Creo que conocer a personas que habitan sus emociones y las aceptan y se permiten ser con naturalidad (como tú) me ha hecho sentirme más cómoda con todas estas emociones o acciones antes embotelladas y lanzadas al mar. Como tú dices podemos prestarnos los permisos y realmente tener un espacio, el que sea, para expresarnos libremente, ya hace que el resto de situaciones a las que nos tengamos que enfrentar vengan con un sello de aprobación (aunque también sea prestado).
Estas semanas a estas BICHAS les ha dejado huella…
Una imagen. Una frase. Un texto. Por partida doble, claro.
Un pedacito de una casa que habla de encuentros especiales y radiografías de nuestro pasado que traemos al presente compartidas de una manera distinta. Me encantan los rincones de las casas ajenas, sobre todo si tienen una luz tan bonita como esta.
El otro día hice un poco de turismo por el cementerio (esta es mi voz disociada) y vi algunos epitafios absolutamente locos y diversos. Este caligrama tan hardcore es bastante común (pero nunca lo había visto in-situ), aunque yo soy más de la escuela del señor que tenía «que me quiten lo bailao».
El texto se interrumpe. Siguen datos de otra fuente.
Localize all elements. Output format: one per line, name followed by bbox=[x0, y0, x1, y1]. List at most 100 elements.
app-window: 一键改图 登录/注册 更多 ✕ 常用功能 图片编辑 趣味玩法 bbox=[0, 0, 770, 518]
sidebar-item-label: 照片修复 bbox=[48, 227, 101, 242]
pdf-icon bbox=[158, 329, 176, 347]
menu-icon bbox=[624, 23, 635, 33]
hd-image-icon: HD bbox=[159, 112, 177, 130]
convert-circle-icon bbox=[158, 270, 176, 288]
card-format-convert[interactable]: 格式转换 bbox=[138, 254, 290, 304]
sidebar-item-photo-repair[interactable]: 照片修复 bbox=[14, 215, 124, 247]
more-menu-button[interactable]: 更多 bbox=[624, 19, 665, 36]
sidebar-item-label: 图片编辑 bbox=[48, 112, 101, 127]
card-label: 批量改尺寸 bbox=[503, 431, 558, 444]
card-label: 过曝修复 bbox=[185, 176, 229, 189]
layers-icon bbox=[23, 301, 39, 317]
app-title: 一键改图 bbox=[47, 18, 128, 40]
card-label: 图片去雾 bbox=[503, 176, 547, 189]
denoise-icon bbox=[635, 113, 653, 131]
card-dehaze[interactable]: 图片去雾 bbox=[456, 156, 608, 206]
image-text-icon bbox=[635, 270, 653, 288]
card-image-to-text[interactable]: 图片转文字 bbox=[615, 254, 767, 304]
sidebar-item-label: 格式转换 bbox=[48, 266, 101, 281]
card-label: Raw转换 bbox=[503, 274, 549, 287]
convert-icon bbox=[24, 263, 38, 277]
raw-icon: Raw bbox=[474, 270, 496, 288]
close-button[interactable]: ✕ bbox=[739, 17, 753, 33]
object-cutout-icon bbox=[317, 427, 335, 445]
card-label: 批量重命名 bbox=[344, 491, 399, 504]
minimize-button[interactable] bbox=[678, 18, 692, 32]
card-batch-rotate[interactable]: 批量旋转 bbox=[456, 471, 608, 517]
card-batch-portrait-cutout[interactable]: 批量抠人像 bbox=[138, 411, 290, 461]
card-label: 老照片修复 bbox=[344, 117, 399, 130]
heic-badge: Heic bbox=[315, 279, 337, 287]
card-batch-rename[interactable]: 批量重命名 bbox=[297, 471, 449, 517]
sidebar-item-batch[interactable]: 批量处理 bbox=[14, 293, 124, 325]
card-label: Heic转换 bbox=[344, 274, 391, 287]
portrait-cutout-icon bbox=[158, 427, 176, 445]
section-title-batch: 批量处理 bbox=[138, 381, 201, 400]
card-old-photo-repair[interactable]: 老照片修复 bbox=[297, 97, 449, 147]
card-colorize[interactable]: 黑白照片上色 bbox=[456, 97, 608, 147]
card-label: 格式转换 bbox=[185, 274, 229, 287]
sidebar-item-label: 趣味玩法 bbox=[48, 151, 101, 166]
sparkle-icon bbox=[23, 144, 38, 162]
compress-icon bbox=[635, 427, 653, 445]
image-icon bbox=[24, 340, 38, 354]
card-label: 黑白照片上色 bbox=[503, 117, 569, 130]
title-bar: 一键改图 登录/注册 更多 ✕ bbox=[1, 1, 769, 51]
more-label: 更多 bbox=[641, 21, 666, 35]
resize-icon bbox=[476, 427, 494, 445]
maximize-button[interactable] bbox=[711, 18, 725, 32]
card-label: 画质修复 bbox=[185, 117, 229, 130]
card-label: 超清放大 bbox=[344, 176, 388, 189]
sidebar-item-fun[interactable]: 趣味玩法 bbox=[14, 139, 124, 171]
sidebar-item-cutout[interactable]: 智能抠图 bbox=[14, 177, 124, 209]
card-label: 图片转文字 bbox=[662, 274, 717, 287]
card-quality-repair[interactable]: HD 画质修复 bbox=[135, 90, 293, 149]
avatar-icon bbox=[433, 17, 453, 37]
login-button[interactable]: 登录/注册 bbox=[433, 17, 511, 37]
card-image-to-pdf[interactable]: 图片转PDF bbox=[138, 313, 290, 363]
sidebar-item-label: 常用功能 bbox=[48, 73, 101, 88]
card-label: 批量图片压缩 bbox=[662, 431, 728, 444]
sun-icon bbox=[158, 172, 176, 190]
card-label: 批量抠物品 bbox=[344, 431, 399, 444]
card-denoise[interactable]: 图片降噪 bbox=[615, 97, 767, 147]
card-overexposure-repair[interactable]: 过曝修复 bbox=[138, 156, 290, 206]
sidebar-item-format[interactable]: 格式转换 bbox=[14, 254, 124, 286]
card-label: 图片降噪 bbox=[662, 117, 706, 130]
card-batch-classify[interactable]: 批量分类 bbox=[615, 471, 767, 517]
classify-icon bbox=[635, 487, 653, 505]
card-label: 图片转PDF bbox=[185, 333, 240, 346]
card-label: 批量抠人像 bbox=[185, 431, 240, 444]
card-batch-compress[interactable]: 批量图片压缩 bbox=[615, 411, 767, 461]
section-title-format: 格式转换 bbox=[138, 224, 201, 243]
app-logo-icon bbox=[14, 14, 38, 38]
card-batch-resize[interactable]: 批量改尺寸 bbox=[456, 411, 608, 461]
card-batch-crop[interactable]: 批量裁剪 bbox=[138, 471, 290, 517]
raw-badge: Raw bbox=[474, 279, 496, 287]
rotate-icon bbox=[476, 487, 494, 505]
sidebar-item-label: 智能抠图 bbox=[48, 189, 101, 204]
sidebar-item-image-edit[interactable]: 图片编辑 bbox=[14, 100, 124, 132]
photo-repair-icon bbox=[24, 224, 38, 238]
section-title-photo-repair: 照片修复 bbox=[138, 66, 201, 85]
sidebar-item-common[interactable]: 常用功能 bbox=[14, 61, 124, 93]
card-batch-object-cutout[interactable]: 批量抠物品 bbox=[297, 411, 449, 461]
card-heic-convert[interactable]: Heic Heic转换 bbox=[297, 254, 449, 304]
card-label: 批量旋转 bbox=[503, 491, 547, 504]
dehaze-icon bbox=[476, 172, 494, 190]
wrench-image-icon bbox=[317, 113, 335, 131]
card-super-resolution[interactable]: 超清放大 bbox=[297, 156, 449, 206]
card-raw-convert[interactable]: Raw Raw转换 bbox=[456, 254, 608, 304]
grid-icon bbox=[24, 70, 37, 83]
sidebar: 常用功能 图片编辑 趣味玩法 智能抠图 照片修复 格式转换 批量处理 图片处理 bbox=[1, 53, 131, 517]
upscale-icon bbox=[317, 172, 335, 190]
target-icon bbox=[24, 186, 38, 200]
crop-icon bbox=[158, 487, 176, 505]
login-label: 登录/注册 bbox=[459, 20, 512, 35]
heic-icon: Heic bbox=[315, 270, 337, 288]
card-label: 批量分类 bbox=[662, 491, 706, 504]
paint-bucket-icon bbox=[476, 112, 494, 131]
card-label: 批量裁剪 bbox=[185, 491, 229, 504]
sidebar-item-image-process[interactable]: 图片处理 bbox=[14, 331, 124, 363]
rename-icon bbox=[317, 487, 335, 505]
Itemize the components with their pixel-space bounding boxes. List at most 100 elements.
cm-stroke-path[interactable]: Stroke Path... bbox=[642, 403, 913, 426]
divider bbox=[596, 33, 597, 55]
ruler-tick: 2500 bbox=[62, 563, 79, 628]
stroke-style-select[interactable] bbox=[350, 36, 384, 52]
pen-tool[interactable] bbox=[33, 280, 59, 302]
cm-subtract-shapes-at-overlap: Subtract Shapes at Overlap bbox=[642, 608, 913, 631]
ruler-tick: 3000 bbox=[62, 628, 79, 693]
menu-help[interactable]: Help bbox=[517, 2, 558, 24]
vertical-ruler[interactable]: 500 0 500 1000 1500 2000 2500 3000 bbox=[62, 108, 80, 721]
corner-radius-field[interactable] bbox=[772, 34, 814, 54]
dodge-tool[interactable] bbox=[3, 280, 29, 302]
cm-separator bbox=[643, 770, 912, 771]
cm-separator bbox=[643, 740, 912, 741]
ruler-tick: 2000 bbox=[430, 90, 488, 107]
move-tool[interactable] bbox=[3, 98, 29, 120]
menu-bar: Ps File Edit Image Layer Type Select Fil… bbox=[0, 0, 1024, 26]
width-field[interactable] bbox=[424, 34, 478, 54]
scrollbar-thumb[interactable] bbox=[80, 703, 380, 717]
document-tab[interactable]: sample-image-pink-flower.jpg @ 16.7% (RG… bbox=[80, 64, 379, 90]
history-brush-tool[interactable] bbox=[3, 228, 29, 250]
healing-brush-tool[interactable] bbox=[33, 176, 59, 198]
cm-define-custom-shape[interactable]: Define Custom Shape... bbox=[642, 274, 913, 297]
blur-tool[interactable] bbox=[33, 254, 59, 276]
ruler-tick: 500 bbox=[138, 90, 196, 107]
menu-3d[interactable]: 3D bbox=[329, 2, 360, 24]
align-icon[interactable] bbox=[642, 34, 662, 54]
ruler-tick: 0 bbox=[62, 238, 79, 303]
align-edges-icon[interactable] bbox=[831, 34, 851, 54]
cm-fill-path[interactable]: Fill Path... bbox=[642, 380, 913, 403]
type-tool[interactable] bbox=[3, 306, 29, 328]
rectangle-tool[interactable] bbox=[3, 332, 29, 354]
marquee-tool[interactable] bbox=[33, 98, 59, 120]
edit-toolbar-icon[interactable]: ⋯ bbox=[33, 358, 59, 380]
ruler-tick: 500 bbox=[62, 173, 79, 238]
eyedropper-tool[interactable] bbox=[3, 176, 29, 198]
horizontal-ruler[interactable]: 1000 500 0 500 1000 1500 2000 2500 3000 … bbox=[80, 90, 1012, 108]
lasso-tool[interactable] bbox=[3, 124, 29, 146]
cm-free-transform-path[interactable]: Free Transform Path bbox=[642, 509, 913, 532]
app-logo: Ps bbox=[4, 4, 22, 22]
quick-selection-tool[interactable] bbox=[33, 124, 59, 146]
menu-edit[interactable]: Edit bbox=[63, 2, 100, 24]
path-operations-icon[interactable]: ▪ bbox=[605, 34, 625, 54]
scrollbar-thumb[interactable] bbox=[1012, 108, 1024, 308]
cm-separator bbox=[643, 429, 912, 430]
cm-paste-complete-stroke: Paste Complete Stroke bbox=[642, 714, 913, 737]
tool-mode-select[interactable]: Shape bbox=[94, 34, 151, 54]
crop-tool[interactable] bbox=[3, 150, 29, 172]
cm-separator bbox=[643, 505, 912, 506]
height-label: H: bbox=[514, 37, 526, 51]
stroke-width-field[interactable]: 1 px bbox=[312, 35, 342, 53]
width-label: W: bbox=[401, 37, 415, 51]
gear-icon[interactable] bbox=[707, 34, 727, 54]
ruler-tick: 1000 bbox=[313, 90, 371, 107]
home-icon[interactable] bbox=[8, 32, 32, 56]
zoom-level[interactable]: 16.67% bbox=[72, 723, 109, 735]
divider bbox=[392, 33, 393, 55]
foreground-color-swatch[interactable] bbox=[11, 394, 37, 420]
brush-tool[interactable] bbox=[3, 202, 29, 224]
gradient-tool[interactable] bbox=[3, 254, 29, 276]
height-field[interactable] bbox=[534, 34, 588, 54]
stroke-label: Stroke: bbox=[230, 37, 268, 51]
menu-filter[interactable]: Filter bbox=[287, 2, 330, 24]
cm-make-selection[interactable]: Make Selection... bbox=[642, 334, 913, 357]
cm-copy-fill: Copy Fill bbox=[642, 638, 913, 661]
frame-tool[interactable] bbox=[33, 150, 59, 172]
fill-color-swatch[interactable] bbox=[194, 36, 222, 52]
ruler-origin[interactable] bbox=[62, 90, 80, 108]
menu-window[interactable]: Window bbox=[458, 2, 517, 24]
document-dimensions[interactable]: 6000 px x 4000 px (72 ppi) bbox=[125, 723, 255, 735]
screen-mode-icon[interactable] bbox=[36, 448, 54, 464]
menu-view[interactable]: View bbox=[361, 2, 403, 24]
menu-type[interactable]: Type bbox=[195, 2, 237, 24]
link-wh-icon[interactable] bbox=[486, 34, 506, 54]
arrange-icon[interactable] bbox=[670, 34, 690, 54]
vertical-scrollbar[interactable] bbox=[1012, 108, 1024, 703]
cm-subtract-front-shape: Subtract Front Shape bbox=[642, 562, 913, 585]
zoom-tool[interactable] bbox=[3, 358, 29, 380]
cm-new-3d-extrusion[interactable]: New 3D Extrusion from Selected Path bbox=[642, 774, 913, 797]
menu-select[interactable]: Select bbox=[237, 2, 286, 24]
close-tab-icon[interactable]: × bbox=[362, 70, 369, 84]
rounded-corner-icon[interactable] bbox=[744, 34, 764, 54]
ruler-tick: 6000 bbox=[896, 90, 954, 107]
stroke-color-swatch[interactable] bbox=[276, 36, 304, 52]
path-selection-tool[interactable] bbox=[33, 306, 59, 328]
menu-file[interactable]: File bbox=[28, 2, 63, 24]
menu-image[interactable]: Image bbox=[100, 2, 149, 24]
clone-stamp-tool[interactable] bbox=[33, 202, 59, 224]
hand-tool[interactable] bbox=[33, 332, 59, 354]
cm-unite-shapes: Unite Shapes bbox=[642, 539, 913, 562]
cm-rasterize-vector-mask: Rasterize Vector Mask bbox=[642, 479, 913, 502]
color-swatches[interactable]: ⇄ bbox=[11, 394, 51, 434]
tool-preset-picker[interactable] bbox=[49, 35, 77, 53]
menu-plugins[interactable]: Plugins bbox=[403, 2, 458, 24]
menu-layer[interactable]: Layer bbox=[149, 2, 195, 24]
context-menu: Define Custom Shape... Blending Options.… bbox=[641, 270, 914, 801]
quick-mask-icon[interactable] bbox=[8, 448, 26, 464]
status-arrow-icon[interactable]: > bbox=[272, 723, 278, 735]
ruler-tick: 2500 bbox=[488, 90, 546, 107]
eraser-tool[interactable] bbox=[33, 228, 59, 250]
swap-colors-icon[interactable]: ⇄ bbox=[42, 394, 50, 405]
«y el grito es torrencial / y el trueno es hilo de voz» un trocito de Miradme aquí, de Gloria Fuertes, que me emociona especialmente porque la autora opone en muy pocas palabras lo insoportable de vivir en este mundo (esos gritos), su fuerte personalidad y su mundo interior (ese trueno) y la debilidad con la que exterioriza todo lo que siente (ese hilo de voz).
«Acéptate siendo exactamente de la forma que eres en este momento». En la aleatoriedad de los mensajes diarios de mi horóscopo a veces hay algunos que se sienten exactamente mágicos (no será la primera ni la última vez que tenga que dejar constancia de esto por aquí). Este me habla a mí en este momento justo y justamente también a este Bichas que estoy intentando escribir.
«La decepción es un sentimiento seco. Es tajante, es el tipo de efecto óptico que no puedes dejar de ver una vez te has percatado. Aparece como un jarro de agua fría y constata que no se vive en el mejor de los mundos posibles o, por lo menos, no en el que una pensaba estar habitando.» Una disección de la decepción llevada a cabo por Leonor Cervantes Vargas en Yo decepciono, tú decepcionas, él decepciona, nosotros decepcionamos.
El texto del que viene la cita de arriba es uno que siempre tengo guardado en el navegador, llamado Las mujeres más inteligentes que conozco disocian, escrito por Emmelin Clein. Un texto de absoluta referencia para entender tantas cosas de nosotras mismas a través de las ficciones que vemos o leemos. «Puede que no sea la persona más calmada del mundo, puede incluso que sea un poco histérica, pero estoy aquí.»
Sin palabras.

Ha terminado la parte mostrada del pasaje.